Rassegna Stampa Elezioni Israeliane 2009

Monitoraggio attraverso i media internazionali delle elezioni in Israele del Febbraio 2009

Backlash begins as Israel split over success of war in Gaza

Posted by claudiacampli su 22 gennaio, 2009

Times


A day after the last of their country’s soldiers pulled out of the Gaza, Israelis are increasingly asking themselves just what they were fighting for.

The offensive enjoyed massive popular support while under way, but with the guns silent, scathing criticism is emerging from both the Left and the Right about the lack of any clear achievement, other than a huge Palestinian death toll and the damage to Israel’s international reputation.

The stated goal at the start of Operation Cast Lead was to end Hamas’s constant rocket fire on southern Israel. Like Hezbollah in the Lebanon war two years ago, Hamas kept on firing rockets until the end of the fighting, and is believed still to have about 1,000 missiles stockpiled, despite Israel’s devastating air strikes on its hidden arsenals.

Smugglers say that many of their tunnels under the Egypt-Gaza border carried on working even during the hostilities. Those that were destroyed by Israeli bombing were being repaired and new ones excavated as soon as the fighting ended.

While many on the left of the political spectrum argue that the carnage and damage to Israel’s reputation has made the country no more secure, those on the right argue that the offensive – which at its height enjoyed support from 94 per cent of the population – failed to go far enough.

“We have not weakened Hamas. The vast majority of its combatants were not harmed and popular support for the organisation has in fact increased,” said Gideon Levy, a prominent commentator for the centre-Left daily Haaretz. “Their war has intensified the ethos of resistance and determined endurance.”

He also scoffed at the idea that Israel’s ferocity in Gaza would make future aggressors think twice about attacking. “Deterrence, my foot. The deterrence we supposedly achieved in the Second Lebanon War has not had the slightest effect on Hamas, and the one supposedly achieved now isn’t working any better: The sporadic firing of rockets from the Gaza Strip has continued over the past few days.”

Even Cabinet ministers who backed the attack admitted that it had not achieved anything more than yet another shaky ceasefire with an Iranian-backed group that refuses to recognise the Jewish state’s right to exist.

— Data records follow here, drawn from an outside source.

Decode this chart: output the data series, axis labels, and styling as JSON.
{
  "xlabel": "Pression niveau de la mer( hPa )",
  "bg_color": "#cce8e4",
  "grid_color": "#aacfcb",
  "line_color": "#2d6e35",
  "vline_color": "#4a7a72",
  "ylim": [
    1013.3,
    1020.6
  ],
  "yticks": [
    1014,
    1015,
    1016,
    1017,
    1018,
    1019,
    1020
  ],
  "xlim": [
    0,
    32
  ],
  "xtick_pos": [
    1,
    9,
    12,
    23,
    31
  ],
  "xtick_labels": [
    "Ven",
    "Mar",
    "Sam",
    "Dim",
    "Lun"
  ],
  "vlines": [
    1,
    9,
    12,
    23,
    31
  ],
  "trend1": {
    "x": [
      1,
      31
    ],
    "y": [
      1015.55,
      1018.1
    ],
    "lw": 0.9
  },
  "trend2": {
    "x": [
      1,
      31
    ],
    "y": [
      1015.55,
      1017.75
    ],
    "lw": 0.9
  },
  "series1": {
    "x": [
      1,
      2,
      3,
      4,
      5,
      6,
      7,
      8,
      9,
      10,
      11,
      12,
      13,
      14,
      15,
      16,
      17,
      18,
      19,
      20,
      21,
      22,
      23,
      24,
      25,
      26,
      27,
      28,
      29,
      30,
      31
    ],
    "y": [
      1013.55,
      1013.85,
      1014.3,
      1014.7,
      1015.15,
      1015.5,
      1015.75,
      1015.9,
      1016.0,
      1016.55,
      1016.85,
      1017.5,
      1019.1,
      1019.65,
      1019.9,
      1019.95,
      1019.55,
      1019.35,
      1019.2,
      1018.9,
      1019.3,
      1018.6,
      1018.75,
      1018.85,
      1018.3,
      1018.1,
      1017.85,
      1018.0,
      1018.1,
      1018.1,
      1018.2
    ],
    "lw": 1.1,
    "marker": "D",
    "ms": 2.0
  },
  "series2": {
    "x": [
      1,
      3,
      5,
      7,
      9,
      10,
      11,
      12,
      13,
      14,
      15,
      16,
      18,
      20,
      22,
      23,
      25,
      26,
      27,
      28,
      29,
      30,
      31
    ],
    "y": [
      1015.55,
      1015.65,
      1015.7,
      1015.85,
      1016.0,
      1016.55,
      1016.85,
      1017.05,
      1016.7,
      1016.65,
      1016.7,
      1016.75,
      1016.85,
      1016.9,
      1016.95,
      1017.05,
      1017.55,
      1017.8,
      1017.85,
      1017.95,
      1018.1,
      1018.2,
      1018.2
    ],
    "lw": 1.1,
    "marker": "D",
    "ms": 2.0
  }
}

“Hamas has not been taken out, nor will we be able to take them out,” said Benjamin Ben-Eliezer, the National Infrastructure Minister and veteran Labour Party politician. “Theirs is an ideology and not just a military organisation, and it will remain.”

On the right, criticism was even more scathing. “The soldiers succeeded, but the politicians failed,” said Avigdor Lieberman of the nationalist Yisrael Beiteinu Party, which has seen its support grow since the conflict. “They didn’t let the army complete the operation. What was achieved here? Zip, nada.”

Eli Yishai, the Finance Minister and head of the ultra-Orthodox religious party Shas, said that Israel should have kept fighting until Hamas was destroyed.

“Now Hamas will rebuild its infrastructure with Iranian money and then they will resume the smuggling and continue firing at Israel. We should have finished the job – pull out the ground forces and continue striking from the air.

“We should have hit thousands more houses and reached a point in which they don’t dare shoot at Israel ever again.”

Mr Levy noted: “The describing of the operation as a ‘military achievement’ by the various generals and analysts who offered their take on the operation is plain ridiculous.”

“I’d say it was unclear what was achieved,” said Gabriel Motzkin, an advocate of Israeli-Palestinian reform, noting that more than two years later, critics label the unpopular war in Lebanon a dismal failure, while advocates claim that it has kept the northern border quiet.

Many in Israel worry that the war in Gaza may have irrevocably weakened Mahmoud Abbas, President of the Palestinian Authority and leader of the mainstream Fatah movement, whose forces were driven from Gaza by Hamas 18 months ago.

Mr Abbas has long been engaged in talks with Israel to create a Palestinian state. Hamas, which is enjoying a surge in grassroots popularity, is offering only a long-term truce.

Ehud Olmert, the outgoing Prime Minister, said that the war would strengthen Israel’s hand in indirect talks to secure the release of an Israel soldier captured by Hamas two and a half years ago. But a spokesman for the Popular Resistance Committees, one of the Gaza militant factions, said that their position had not softened at all.

“The Israelis are wrong if they think the war will help them pressure us on [Corporal Gilad] Shalit,” said Abu Mujahid. “Our demands have not changed: The entire list of prisoners we demanded, and in addition, launching talks on lifting the siege.”